There is a powerful disconnect between the glowing Malacañang press releases as well as the overly optimistic predictions of stock market analysts on the economy versus what the ordinary man/woman on the street feels in his/her gut.
When the headlines say that the peso is the best performing currency in the region, that doesn’t translate into more food on the table and less scrounging around for money to pay the house rent and water and electricity bills.
For most of us, the peso has actually been shrinking in value while our earnings haven’t grown at all. Because the trend has been going on since anyone can remember, the peso’s continued devaluation appears to be a god-given thing (by Mammon, the god of money, that is.) In fact, the current phenomenon of an appreciating peso must be an aberration.
Now since they’re the experts and we just happen to exist on this part of the planet, how can they be wrong. Things must indeed be getting better and the benefits of this economic turn-around should be trickling down to the middle class any moment now. The masses will have to wait just a wee bit more. (Like forever, maybe.)
Sarcasm aside, let’s tackle the claims on the macro economy head on.
Mrs. Gloria Macapagal-Arroyo, our de facto president, says that the peso appreciation indicates that the fiscal reforms her administration undertook, in particular, the expansion in coverage and the impending 20% hike (from 10 to 12%) in the expanded value added tax was correct. This has supposedly resulted in increased investor confidence in the Philippine economy, validated by the influx of speculative investments this last three months of 2005, despite the gloom and doom political scenarios that have kept the Arroyo administration on the brink.
The truth is the much-hyped “good news” on the economic front is ephemeral because it is unsustainable and highly vulnerable to the vagaries of the international market and the volatile domestic political climate.
We dare say, the Philippine economy is fundamentally unsound. Because of the backward, pre-industrial character of the economy, the country never produces enough export goods to pay for its imports, both for consumption and production, leading to a chronic trade deficit that we hardly ever break out of. This in turn necessitates foreign and domestic borrowing, the servicing of which has taken up two-thirds of government revenues. This year it is projected to take up to 87% of the national government’s earnings.
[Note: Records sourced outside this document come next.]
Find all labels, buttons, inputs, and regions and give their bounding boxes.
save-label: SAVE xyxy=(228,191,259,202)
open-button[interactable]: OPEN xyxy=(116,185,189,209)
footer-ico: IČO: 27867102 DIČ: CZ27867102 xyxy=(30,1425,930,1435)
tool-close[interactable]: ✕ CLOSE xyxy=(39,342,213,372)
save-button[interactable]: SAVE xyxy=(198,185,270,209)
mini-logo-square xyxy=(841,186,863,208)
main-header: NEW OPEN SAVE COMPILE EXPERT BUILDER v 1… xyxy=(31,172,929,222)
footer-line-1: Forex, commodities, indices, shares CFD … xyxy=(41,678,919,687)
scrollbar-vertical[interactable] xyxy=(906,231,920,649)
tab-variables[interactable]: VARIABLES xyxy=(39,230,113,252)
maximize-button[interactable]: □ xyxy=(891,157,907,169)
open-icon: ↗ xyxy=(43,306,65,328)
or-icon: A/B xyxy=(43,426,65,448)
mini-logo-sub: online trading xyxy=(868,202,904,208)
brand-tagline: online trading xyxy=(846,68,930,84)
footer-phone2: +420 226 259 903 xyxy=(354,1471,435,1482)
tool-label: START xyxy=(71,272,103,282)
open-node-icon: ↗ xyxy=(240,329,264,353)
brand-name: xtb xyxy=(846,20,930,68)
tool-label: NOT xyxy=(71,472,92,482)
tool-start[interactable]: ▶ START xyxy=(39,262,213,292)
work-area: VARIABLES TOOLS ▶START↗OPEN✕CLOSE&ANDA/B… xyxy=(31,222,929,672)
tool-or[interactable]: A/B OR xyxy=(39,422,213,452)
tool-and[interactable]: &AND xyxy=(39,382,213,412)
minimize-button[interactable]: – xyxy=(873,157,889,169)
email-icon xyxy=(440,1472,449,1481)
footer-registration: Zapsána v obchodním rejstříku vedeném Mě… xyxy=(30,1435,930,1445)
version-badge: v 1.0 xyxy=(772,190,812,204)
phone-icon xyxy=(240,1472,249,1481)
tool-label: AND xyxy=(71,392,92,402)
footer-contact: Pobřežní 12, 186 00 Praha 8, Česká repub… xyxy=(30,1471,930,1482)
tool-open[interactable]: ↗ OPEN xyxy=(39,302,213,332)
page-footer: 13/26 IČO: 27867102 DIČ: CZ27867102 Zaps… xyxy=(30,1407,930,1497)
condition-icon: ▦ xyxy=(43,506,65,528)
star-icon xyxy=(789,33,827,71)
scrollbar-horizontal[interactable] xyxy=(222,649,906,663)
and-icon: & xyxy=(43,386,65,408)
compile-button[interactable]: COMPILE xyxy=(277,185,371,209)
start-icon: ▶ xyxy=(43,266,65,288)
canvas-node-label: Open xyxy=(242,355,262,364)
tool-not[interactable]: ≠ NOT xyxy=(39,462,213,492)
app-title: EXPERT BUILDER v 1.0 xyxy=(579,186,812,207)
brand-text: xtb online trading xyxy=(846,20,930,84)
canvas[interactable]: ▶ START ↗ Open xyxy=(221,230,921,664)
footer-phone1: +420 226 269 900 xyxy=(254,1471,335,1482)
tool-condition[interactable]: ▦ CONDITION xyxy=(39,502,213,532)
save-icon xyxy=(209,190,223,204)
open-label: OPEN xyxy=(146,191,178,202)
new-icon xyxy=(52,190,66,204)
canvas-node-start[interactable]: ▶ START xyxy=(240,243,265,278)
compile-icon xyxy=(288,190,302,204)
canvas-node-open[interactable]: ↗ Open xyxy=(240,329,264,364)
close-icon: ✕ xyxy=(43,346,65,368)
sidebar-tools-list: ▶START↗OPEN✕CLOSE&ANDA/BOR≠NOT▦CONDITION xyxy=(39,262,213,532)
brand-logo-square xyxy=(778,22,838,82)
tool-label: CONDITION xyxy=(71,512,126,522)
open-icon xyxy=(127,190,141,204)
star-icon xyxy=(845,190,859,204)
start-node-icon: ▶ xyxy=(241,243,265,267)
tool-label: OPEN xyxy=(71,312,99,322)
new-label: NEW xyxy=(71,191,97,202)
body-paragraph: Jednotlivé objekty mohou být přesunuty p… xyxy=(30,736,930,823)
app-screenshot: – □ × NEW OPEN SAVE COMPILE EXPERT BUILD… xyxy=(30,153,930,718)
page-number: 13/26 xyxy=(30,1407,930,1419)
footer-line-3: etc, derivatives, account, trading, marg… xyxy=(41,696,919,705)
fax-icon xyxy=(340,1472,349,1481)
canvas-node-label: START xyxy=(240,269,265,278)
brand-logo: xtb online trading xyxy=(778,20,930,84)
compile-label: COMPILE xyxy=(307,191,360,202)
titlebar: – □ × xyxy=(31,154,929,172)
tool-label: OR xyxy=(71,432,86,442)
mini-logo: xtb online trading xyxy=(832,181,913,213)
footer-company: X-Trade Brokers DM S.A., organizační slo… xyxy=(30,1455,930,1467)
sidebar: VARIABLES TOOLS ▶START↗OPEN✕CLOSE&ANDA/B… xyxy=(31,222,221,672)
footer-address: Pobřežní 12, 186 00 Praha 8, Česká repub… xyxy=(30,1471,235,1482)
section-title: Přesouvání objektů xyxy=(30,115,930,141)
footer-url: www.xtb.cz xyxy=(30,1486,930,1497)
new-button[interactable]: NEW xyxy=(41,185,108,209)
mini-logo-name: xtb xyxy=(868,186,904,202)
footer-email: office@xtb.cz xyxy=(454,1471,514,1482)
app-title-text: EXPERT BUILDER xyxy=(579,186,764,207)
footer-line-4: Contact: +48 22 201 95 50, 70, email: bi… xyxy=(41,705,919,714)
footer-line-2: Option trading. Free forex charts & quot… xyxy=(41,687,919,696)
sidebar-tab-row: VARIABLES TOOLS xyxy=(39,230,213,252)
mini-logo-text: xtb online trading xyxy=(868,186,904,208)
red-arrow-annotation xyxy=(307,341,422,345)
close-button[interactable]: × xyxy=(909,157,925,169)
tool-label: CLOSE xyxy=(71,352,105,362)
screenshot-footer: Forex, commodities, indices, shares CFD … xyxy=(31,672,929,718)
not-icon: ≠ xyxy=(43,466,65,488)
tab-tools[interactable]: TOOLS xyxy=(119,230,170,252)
Thus the strengthening of the peso can not be taken as an absolute indicator of the health of the economy. In fact, it is when the peso is weak that exports are relatively stronger; i.e. Philippine exports are more competitive price-wise and ergo sells faster and better.
However, with the peso weak, imports become costlier and generally, leads to a slow down in production, especially of export goods that are more than 90% dependent on imported material for their production, e.g. electronics and garments.
On the other hand, when the peso is strong, Philippine goods for export become more expensive, and thus less competitive in the international market. This leads right back to the situation where the country can’t earn enough foreign exchange from exports to pay for imported necessities such as oil and machineries all the way to consumer goods such as computers, household appliances and make-up. Moreover, servicing of the $56 B foreign debt is still top priority in the government’s allocation of scarce foreign exchange earnings.
It’s a classic case of damned if you do and damned if you don’t. Except that in the case of the economy, it is the IMF-World Bank-WTO combine, multinational banks and firms and our spineless political leaders that have damned the country to a perennially poor, underdeveloped and debt-ridden status.
On the claims of increased investor confidence, on the contrary, it can be said that increases in the sales of stock certificates and other portfolio investments could be viewed more soberly as a vote of no-confidence as compared to the entry of more foreign direct investments that reflect the intention to do business in the country and not to take flight at the slightest hint of trouble in the economy or the country as a whole.
The 1997 Asian financial crisis has shown how predatory speculative investments are. The spike in portfolio investments under the Ramos administration from less than fifty percent to more than eighty percent of foreign investments was merely a momentary boost to the country’s dollar reserves. With the complete liberalization of foreign exchange controls, the hot money that flowed in just as quickly flowed out when domestic and regional conditions spooked currency speculators or attracted them elsewhere.
The so-called confidence that the foreign investors display in the Philippine economy has been at the expense of the people who have been at the receiving end of the kinds of policies the former have been hankering for; i.e. higher taxes, wage freeze, labor contractualization, prioritizing debt service in government expenditures over social services, cutbacks in government subsidies for producers such as rice farmers, removing protection for local manufacturers, opening wide areas of investment including those reserved for citizens such as mining etc.
As mentioned earlier these policies do not translate into alleviating the misery of the poor and hungry but, in fact, aggravate their already sordid and desperate conditions.
The Arroyo government’s deliberate attempt to misrepresent the improvement of the peso as a turn-around in the economy and as indicator that she has weathered her worst political crisis shows that it has not changed its old, discredited ways.
Its still is a no good, lying presidency.